You are indeed a leader if your followers can confidently confirm the following 8 statements:

  1. I am really enthusiastic about the mission of my company.
  2. At work, I clearly understand what is expected of me.
  3. In my team, I am surrounded by people who share my values.
  4. I have the chance to use my strengths every day at work.
  5. My teammates have my back.
  6. I know I will be recognized for excellent work.
  7. I have great confidence in my company’s future.
  8. In my work, I am always challenged to grow.

We don’t need to dictate how each leader should behave, but we can define what all good leaders must create in their followers. And since we measure this by asking the followers to rate their own experiences, rather than rating the leader on a long list of abstract leader qualities, this measure of leader effectiveness is reliable.

Leadership isn’t a thing, because it cannot be measured reliably. Followership is a thing, because it can.

It’s a lie that leadership is a feature because no two leaders create followers in quite the same way. What’s true in the real world is that leading is many different things. Your challenge as a leader is not to try to acquire the complete set of abstract leader competencies – you will fail, not least because the first hurdle you will fall at is authenticity. Instead, your challenge is to find and refine your own idiosyncratic way of creating in your team these 8 emotional outcomes as I’ve mentioned earlier. Do this well and you will lead well.

Interestingly and happily – these two features are also linked. Your ability to create the outcomes you want in your followers is tied directly to how seriously and intelligently you cultivate your own idiosyncrasy, and to what end. The deeper and more extreme your idiosyncrasy becomes, the more passionately your followers follow-and while this is frustrating to us when we happen to disagree with the ends of a particular leader, it is so nonetheless.

When Martin L. King was in jail in 1960 in Birmingham Alabama due to some accusations that he organized a nonviolent campaign against segregation he had written what is now known as the Letter from Birmingham Jail. It’s a long letter-an impassioned letter. It’s a plea against settling, against compromise, against the path of least resistance. And in it, King talks about extremism. “The question,” he says “is not whether we will be extremist, but what kind of extremists we will be.”

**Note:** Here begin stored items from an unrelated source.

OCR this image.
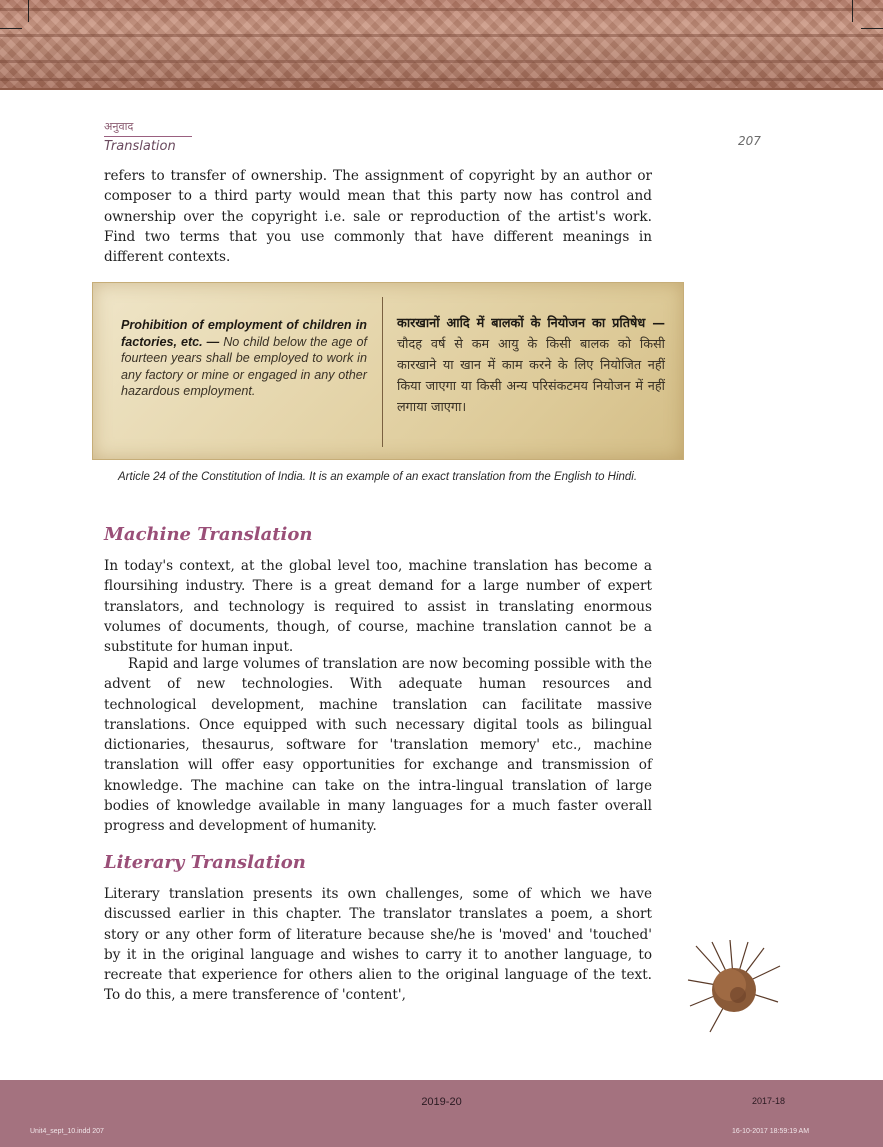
अनुवाद
Translation	207

refers to transfer of ownership. The assignment of copyright by an author or composer to a third party would mean that this party now has control and ownership over the copyright i.e. sale or reproduction of the artist's work. Find two terms that you use commonly that have different meanings in different contexts.

Prohibition of employment of children in factories, etc. — No child below the age of fourteen years shall be employed to work in any factory or mine or engaged in any other hazardous employment.

कारखानों आदि में बालकों के नियोजन का प्रतिषेध — चौदह वर्ष से कम आयु के किसी बालक को किसी कारखाने या खान में काम करने के लिए नियोजित नहीं किया जाएगा या किसी अन्य परिसंकटमय नियोजन में नहीं लगाया जाएगा।

Article 24 of the Constitution of India. It is an example of an exact translation from the English to Hindi.

Machine Translation

In today's context, at the global level too, machine translation has become a floursihing industry. There is a great demand for a large number of expert translators, and technology is required to assist in translating enormous volumes of documents, though, of course, machine translation cannot be a substitute for human input.

Rapid and large volumes of translation are now becoming possible with the advent of new technologies. With adequate human resources and technological development, machine translation can facilitate massive translations. Once equipped with such necessary digital tools as bilingual dictionaries, thesaurus, software for 'translation memory' etc., machine translation will offer easy opportunities for exchange and transmission of knowledge. The machine can take on the intra-lingual translation of large bodies of knowledge available in many languages for a much faster overall progress and development of humanity.

Literary Translation

Literary translation presents its own challenges, some of which we have discussed earlier in this chapter. The translator translates a poem, a short story or any other form of literature because she/he is 'moved' and 'touched' by it in the original language and wishes to carry it to another language, to recreate that experience for others alien to the original language of the text. To do this, a mere transference of 'content',

2019-20	2017-18
Unit4_sept_10.indd 207	16-10-2017 18:59:19 AM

Warren Buffett, the uninspiring Coke – drinker from Omaha, is an extremist. He’s exceptional at finding and buying companies. Winston Churchill, while he might have been a poor policy maker, was exceptional at inspiring uncompromising resistance. Susan B. Anthony was really good at focusing her energies, and those of the people around her, on a specific goal. Steve Jobs was really good at creating hardware and software that was delightful to use. George Patton was really good at fighting, with his whole being, whatever was in front of him on any given day. And John F. Kennedy was really good at making the future feel universal and morally uplifting. What each of these leaders had in common was that they were really good at something – each was, in their different way, an extremist.